Lord Vanityis a sweeping historical romance spanning two continents in the age of enlightenment. For some readers, the period details, such as the marvelous description of the battle for Montreal, may compensate for the novel’s flaws. Unfortunately, for most readers, the lead characters are not strong enough to stand out against the background of Samuel Shellabarger’s scholarship.
A handsome bastard, Richard Morandi, is toggling together a living in Venice as an actor-musician. He falls for a charming ballerina. Maritza’s pedigree is as socially unacceptable as Richard’s.
Richard falls under the influence of one rogue after another until the details of his background become public knowledge. Then he goes off to Montreal to serve under Wolfe.
Thanks to Richard, the British beat the French in North America. His past obscured by the victory, Richard becomes a spy for the British in Paris. There he meets Maritza again.
Lord Vanity is a romance, so a happy ending is contrived for the couple.
Richard’s lack of perception and his absurd pretension of morality render him joke even as the juvenile lead in this farcical plot. Maritza is almost equally implausible with her emotional acuity and moral purity.
History buffs won’t care; they’ll love this novel for its details.
by Samuel Shellabarger
Little, Brown, 1953
1953 bestseller #9
My grade B-
Credit: The original image above is one of many on the website www.uppercanadahistory.ca, which is a wonderful resource of well-written and well-illustrated information about Canadian history.
The Mississippi Bubble is a long rambling tale whose hero, John Law, is a 17th century gambler, philosopher, and financier. He captivates women, explores the American wilderness, braves mobs, advises governments, and grows corn.
The main plot line is man finds girl, man loses girl, man regains girl. Hough pads the basic plot to obese proportions. Some of the historical content, such as the death of Louis XIV, and scene descriptions, such as a storm on Lake Michigan, are powerful, but they are largely extraneous to the plot.
About halfway through novel, to propitiate the Great Spirit, vengeful Iroquois send one of its characters over Niagara Falls in a canoe. It’s unfortunate that author Emerson Hough didn’t send the rest of the characters over to propitiate vengeful readers already weary of flat characters and subplots that go nowhere.

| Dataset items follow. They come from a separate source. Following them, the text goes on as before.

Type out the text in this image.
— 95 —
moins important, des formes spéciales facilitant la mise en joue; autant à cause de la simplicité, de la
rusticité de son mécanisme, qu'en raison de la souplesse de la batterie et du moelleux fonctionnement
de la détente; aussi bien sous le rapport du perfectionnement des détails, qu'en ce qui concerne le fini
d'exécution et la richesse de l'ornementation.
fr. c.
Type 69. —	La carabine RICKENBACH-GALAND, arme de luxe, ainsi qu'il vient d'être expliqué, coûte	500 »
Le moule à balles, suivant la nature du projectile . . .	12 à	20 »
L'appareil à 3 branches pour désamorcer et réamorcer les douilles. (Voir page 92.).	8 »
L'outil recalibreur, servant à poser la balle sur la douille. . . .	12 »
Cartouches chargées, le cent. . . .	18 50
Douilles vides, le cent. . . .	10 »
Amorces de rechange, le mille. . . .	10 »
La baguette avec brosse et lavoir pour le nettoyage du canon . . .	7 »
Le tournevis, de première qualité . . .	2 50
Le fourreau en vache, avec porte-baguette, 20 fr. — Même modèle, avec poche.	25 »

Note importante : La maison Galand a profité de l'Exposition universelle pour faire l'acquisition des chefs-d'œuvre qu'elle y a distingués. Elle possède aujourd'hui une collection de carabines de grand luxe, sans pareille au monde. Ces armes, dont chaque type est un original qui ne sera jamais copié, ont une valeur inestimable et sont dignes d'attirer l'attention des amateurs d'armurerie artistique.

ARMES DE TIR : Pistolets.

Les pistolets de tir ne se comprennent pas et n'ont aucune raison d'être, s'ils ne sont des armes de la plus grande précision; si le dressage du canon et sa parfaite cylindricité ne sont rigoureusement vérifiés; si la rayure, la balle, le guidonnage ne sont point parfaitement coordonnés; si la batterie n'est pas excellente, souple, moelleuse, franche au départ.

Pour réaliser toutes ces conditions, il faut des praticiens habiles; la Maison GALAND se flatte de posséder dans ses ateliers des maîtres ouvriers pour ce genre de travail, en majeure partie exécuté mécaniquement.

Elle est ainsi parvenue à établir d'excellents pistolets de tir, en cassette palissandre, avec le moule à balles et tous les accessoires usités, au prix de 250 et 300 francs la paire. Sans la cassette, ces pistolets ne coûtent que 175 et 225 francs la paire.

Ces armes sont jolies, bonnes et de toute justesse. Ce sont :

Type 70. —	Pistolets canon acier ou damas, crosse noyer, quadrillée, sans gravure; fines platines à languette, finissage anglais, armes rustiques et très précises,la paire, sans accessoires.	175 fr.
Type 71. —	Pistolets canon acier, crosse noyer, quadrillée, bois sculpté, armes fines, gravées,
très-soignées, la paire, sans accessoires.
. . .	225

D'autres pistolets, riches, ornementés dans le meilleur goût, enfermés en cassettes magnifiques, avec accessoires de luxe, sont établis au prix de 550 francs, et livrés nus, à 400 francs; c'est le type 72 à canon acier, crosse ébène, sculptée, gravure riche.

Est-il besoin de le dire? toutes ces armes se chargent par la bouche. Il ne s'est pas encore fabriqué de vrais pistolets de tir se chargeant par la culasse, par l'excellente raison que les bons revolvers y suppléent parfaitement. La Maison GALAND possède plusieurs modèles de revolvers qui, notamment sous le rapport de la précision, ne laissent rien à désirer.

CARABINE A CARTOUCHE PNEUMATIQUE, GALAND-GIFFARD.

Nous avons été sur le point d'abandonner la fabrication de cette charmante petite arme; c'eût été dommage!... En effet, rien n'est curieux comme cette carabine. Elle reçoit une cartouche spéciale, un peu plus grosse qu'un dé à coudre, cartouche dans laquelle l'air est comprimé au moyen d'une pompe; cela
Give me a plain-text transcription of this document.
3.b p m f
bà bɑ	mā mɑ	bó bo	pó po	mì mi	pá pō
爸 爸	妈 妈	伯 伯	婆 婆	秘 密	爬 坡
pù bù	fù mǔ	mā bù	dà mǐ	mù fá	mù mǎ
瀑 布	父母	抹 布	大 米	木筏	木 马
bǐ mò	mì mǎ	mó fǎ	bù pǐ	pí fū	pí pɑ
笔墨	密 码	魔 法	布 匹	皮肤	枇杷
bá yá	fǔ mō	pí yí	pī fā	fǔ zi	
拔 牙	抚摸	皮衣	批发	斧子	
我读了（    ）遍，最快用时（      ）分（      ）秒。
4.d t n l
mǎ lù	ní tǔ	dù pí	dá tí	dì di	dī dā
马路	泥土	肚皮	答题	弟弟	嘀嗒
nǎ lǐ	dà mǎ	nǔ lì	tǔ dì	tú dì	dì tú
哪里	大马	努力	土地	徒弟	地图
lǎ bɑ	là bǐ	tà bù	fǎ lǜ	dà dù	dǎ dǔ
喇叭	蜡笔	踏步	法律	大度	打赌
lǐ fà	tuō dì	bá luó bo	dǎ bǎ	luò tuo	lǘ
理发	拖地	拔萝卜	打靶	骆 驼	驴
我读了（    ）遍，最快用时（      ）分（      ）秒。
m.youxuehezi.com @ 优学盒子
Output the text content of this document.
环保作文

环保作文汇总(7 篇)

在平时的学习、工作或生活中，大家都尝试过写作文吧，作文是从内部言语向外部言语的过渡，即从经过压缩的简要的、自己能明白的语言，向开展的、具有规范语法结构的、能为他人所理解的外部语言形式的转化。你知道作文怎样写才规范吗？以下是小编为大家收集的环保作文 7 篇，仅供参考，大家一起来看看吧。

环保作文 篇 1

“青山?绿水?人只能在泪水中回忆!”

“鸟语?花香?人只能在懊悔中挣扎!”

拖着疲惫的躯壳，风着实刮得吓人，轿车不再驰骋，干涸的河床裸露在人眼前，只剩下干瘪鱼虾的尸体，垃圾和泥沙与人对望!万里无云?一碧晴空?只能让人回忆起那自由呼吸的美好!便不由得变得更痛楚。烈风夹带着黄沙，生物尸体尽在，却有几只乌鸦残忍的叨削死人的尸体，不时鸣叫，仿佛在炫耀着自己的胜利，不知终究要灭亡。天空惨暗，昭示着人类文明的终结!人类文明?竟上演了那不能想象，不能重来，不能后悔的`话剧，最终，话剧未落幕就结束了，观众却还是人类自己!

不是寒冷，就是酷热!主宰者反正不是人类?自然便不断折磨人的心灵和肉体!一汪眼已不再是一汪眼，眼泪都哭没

On the whole, there’s more illumination than entertainment for readers in The Mississippi Bubble. Odd as it seems, the novel’s value lies primarily in its simple explanation of fiscal concepts such as national debt, monetary policy, and the relationship of government to the banking industry.
The Mississippi Bubble: How the Star of Good Fortune Rose and Set and Rose Again, by a Woman’s Grace, for One John Law of Laurison
by Emerson Hough
Illus. Henry Hutt
1902 Bestseller #4
Project Gutenberg eBook #14001
Bertha Runkle’s Helmet of Navarre is a thriller set in 16th century France with a new intrigue at every turn of the page and a cliffhanger at the end of every chapter.
France is in turmoil after the murder of Henry III. Huguenots under Henry of Navarre battle the Catholic League led by the Duc Mayenne. After three years’ deliberation, the Duc of St. Quentin has decided to throw his weight behind Navarre, although his son Etienne is in love with the Lorance, ward of the head of the Catholic party.
When St. Quentin openly goes to Paris, which is controlled by the Catholic League, his page, Felix Broux, follows him to the city. His first night, Felix sees three men in a supposedly unoccupied haunted house. He gets in through an unlocked window and drops into a plot to have Etienne kill St. Quentin.
Runkle pulls out every cliché to keep the story going: mistaken identity, secret tunnels, stolen ciphers, and the obligatory disguised hero visiting his girlfriend in the enemy camp.
Runkle’s fast pace keeps readers from noticing the string of coincidences substituting for a plot is too thin to support scrutiny or that the characters are no more substantial than the plot. If readers notice how weak the novel is, that realization won’t come until after they’ve enjoyed swashbuckling entertainment.